Here is a puzzle: What explains the fact that some businesses sell multi-year uses and others do not - and why do some offer mixed strategies? I am offered multiyear subscriptions to magazines but not to theaters. Perhaps the transaction costs of renewal are substantial, and we find more multiyear arrangements for less expensive goods. In most cases, I'd think the seller would at least offer multiyear deals because buyers might overestimate their own future demand, based on their current preferences. If I love attending the games of my local football team, then the team might try to lock me in by selling multiyears season's tickets or, the right to buy these tickets in the form of a "personal seat license," or PSL, which gives the holder the "right" to buy or rent those seats season after season. Typically that PSL can be sold after a modest holding period and, unsurprisingly, the value of the PSL has often risen, much as taxi medallions can rise in value. The arrangement is puzzling because the PSL/season-ticket-holder is often in the business of reselling some of the tickets, and we would think that the team or stadium is better situated at locating buyers for single games. It is as if an airline sold me seat 12D for every monday morning flight to Dallas, and I needed to resell that seat when I had no use for it. Neither the airline seat nor the stadium seat is much of a "security," as we normally understand that legal term, because the value does not (or at least not much) rise or fall with an uncertain future. It is more like a magazine subscription than it is like a share of Ford. Note that the PSL represents a mixed strategy; the buyer does not pay in advance for five years of games, but rather pays part of the fee upfront and then pays the issuer a substantial amount per game or per season later on. I suppose the PSL might simply be a means of avoiding sticker shock, though that is a weak explanation.

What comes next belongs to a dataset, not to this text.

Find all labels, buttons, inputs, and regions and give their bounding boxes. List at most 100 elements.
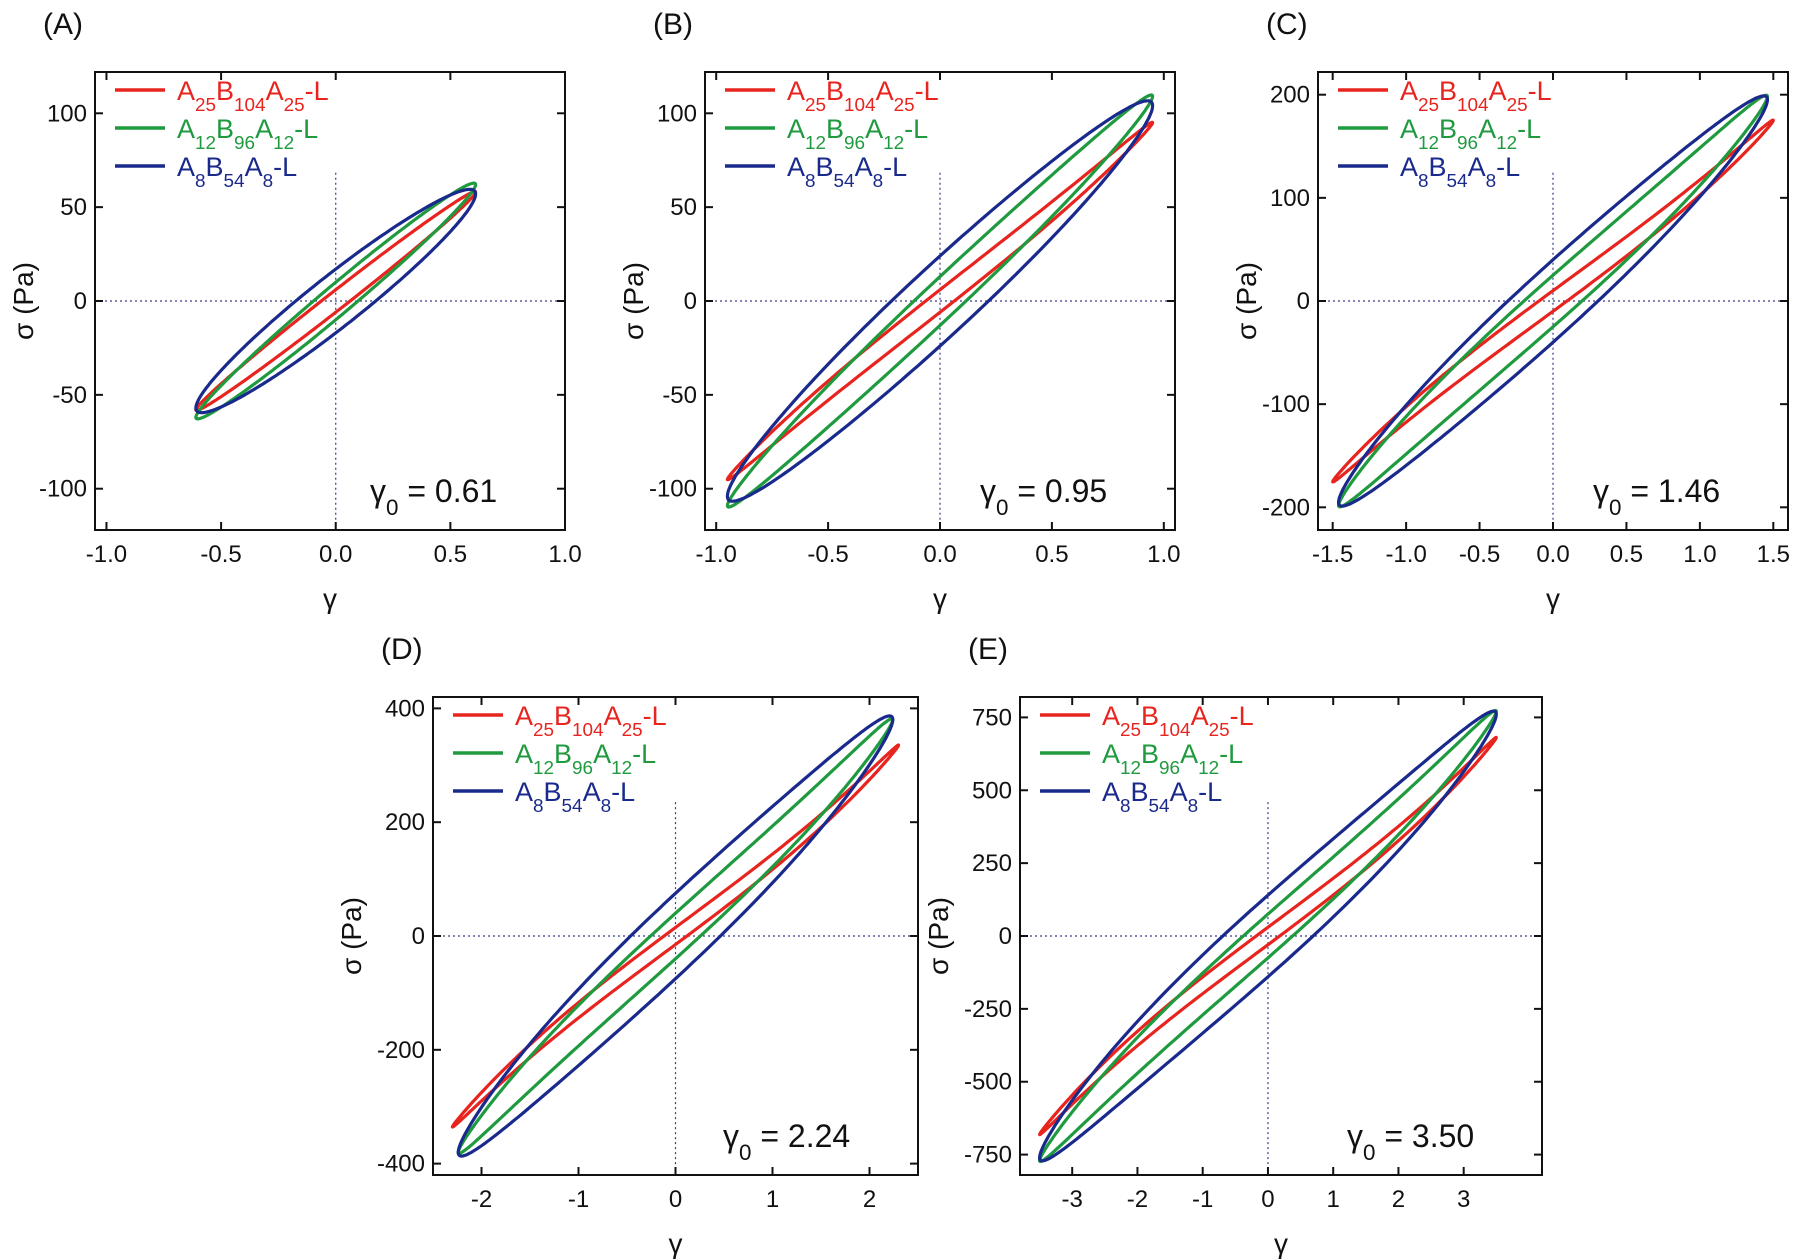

PSLs are normally explained as a means of raising money upfront --and indeed in Europe they are called debentures. If the a footbal team needs $1 Billion for a new stadium, one means of financing is to sells PSLs at the start and, effectively, promise lower ticket prices later on; PSL holders are normally protected with the promise that ticket prices will only rise by 4% or some other cost-of-living kind of increase each year. But this explanation misses the point that seats could be sold in five year blocks, like magazine subscriptions. In any event, lenders would be willing to take future seat receipts as security. It returns us to the puzzle of multiyear sales, and adds the puzzle of why PSLs or medallions in some industries but not in others.
My tax-wise colleague Julie Roin suggests that the seller may plan to allocate the cost of the stadium in a way that assigns some substantial fraction of the cost to the "seats," and then the PSL receipts would mark the begining of the return of this investment, but not yield any taxable income. If so, the PSL approach is clever - though I note that at least one blog reports the NY Giants's owner as saying that half the revenue from PSL sales would go to taxes.
One problem with multiyear sales is that when the scheme is started, current management has revenue that it might be tempted to spend, rather than to save for future years when it must still produce the product (theater production, sporting event, taxicab rides). There are journals that sell life subscriptions, and my understanding is that the revenue is put aside and income is attributed to each year's budget. And of course most durable goods can be bought or rented, and when they are purchased outright, management must be counted on to set resources aside to make good on warranties and other costs associated with future years. Thus, one can rent a car by the day or week, lease it by the month or year, or "buy" it in order to have the right to its ten year or more lifetime. Toyota specializes in the last two markets, and it leaves short-term rentals to others. Similarly, the stadium owner might leave short-term rentals to intermediaries, including the purchaser of a PSL. Except that it does not.
It cannot escape attention, at least on this blog, that universities sell something like PSLs. An admitted student comes close to having the right to buy x four or three years of education, and the school, by convention, limits tuition increases to something close to the cost of living. PSLs can, however, be resold, for the Giants seem happy to have any fans in those seats.